Leaky homes, fee-gouging by banks, excessive telco costs, high airport charges and such like hardly provide a compelling precedent for carrying the same approach over to the public sector.
Ultimately, it comes down to whether the desired end – a better performance, perhaps, by government – can justify weakening the need to be accountable to voters.
Other countries have two-tier parliamentary systems, written constitutions, recall powers and binding referendums that provide far more robust platforms for democracy than we have, and thus a four-year term of government is more feasible for them.
As it happens, the present government has delivered a useful case study.
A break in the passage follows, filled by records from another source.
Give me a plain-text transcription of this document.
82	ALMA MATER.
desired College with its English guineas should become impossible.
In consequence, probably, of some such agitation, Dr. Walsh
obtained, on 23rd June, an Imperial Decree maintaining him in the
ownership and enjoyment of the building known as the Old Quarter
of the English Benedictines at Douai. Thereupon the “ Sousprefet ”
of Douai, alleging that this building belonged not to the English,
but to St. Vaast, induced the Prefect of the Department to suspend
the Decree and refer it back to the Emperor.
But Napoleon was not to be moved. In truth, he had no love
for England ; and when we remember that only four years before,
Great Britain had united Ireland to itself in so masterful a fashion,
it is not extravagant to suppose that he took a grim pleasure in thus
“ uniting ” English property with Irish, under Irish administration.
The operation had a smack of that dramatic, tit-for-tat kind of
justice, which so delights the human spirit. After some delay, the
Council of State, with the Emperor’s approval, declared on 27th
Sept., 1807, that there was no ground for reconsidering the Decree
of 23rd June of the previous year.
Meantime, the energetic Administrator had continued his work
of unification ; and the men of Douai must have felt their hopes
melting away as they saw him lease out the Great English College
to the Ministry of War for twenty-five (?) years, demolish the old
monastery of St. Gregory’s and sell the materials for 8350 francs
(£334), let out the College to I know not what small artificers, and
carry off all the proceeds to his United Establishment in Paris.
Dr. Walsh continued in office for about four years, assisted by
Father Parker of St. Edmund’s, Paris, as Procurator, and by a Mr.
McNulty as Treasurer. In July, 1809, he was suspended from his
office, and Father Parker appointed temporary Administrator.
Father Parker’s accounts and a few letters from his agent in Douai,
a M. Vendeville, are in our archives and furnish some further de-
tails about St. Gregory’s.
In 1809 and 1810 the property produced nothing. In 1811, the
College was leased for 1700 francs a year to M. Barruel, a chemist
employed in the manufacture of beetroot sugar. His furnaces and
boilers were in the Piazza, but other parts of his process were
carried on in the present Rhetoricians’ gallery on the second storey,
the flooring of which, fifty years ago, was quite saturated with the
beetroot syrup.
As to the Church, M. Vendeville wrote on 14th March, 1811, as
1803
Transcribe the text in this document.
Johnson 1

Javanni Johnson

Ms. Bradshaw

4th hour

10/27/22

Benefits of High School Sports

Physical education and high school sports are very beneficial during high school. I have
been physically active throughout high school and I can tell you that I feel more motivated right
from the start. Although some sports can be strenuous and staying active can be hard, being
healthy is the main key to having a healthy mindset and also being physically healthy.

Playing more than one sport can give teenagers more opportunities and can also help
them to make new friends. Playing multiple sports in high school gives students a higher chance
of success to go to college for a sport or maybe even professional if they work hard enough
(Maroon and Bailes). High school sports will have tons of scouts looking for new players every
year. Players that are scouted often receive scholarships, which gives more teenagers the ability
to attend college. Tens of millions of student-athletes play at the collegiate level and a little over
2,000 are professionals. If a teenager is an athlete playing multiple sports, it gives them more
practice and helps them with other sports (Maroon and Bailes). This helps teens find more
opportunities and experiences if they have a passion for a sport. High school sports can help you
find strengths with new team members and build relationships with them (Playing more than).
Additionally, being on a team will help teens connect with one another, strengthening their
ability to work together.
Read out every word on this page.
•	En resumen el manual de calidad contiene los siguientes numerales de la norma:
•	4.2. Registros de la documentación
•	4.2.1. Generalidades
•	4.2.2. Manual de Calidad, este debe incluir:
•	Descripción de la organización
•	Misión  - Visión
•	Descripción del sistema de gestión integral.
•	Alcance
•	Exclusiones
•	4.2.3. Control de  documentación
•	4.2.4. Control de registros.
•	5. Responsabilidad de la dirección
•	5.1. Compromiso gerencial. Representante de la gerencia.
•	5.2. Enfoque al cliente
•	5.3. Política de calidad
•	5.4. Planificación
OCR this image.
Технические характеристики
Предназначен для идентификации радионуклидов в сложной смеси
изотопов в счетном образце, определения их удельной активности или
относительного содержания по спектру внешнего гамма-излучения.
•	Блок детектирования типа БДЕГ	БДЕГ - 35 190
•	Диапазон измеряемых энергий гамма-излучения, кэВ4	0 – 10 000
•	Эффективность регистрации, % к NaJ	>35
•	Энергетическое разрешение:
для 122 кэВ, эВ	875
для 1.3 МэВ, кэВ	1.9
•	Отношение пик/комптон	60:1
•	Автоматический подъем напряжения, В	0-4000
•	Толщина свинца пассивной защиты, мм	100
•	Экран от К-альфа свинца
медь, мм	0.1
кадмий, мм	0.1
With Environment Canterbury, the present government suspended democracy to achieve ends it deemed essential.
That has not been a popular move and the jury is still out on the results.
History tells us that such tradeoffs are always a risky business.
Last century, Italy learned the hard way that any alleged benefits from having the trains run on time under Mussolini was outweighed by the longer-term costs.
Here, a public debate on the four-year term has barely begun.
Not long ago, there was a noticeable, very alarmed reaction among the nation’s editorial watchdogs when Labour abolished our links to the Privy Council and created the Supreme Court.
That move was widely depicted as a threat to our democracy.
To paraphrase Sherlock Holmes, it seems rather significant that this time, the dogs are not barking.